If we wanted to do the most basic thing possible, I'd think most MVC would be not allowing users to inherit dates while we sort this out. Probably not the direction you want to go though.
If we wanted to iterate a bit more- This is kind of what I am thinking @kokeefe . It doesn't seem like a trivial effort though. I wonder if this is kind of blocked by #5135 (closed)?
Those two date options really shouldn't be exposed to users at the same time (those radio buttons). It makes it very confusing as to what edit means. We could alleviate this a bit by making choosing the date type the first step in the flow for a user to pick, and that impacts the view they see and what they are editing in the sidebar. I did this here with the segmented control (basically tabs).
Now that it is very clear what edit is actually impacting, if a user has selected inherited and clicks edit, they get a dropdown that allows them to choose which milestone they want to inherit from.
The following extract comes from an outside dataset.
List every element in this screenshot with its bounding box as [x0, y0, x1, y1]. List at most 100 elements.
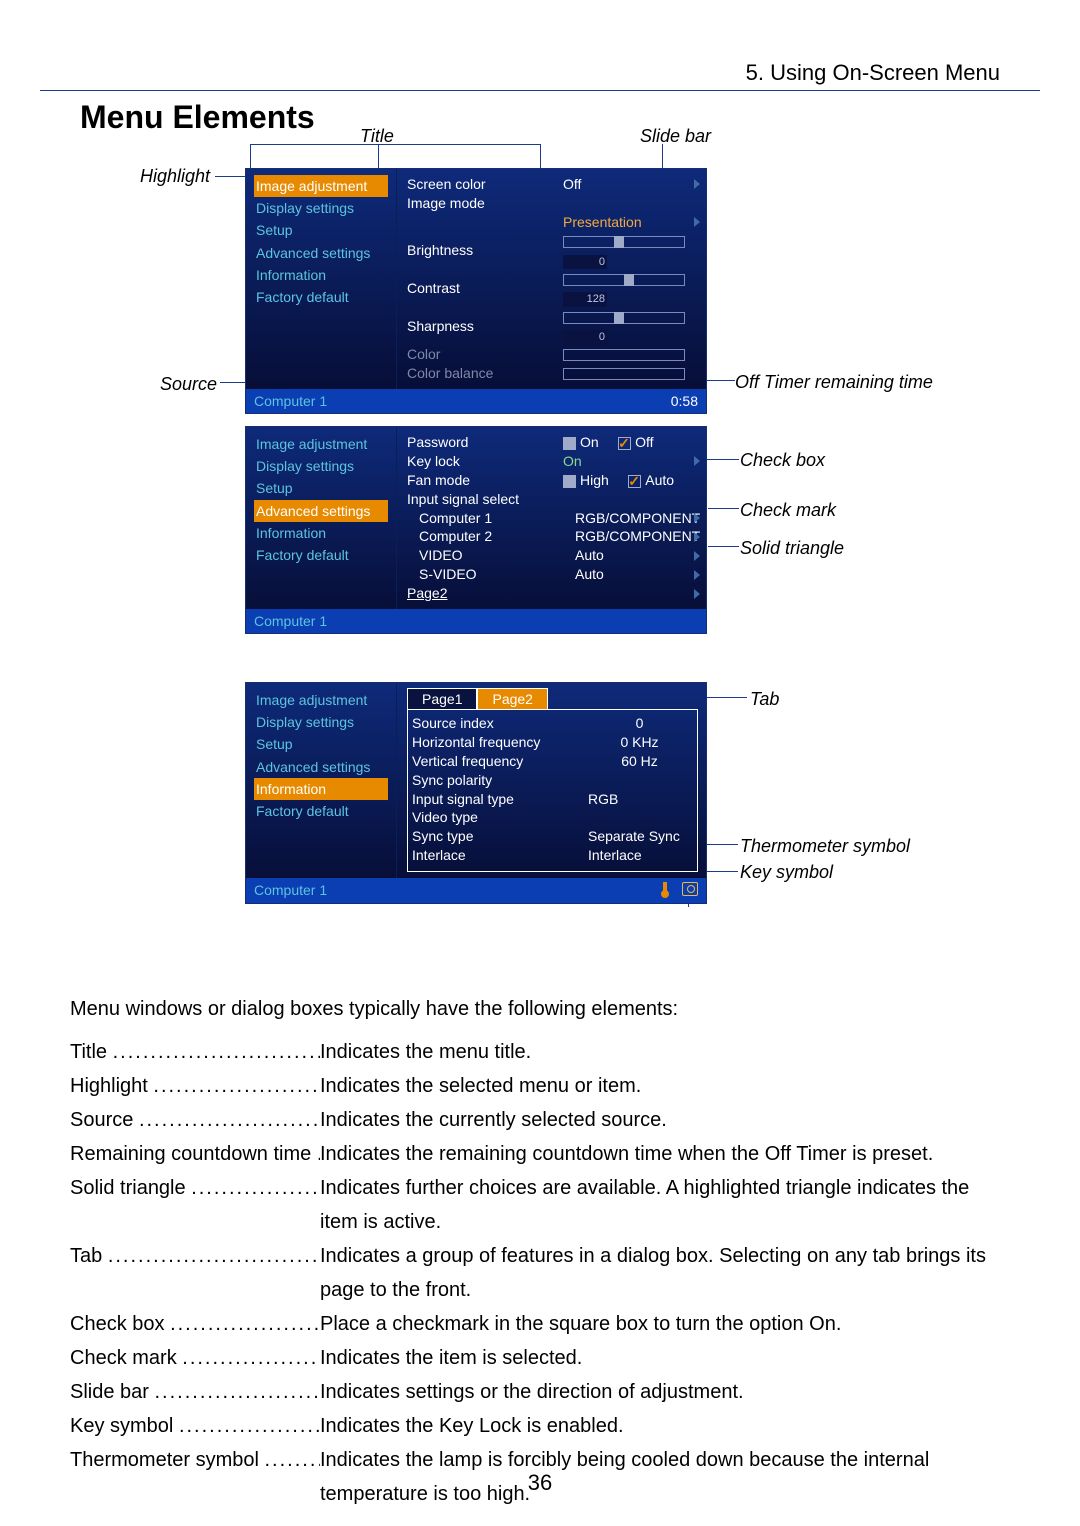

If a user selected the fixed date option, the experience is similar to how it is now.
@uhlexsis So long as we don't have to load the available dates until the user clicks 'edit' it looks great to me!
Since #5135 (closed) is still in workflowdesign we could make a start on this just for the existing single-inherited milestone. Then we could support listing milestones associated with the issues in the epic (a list of one, basically), leaving very little work to do to support multiple milestones when #5135 (closed) is done.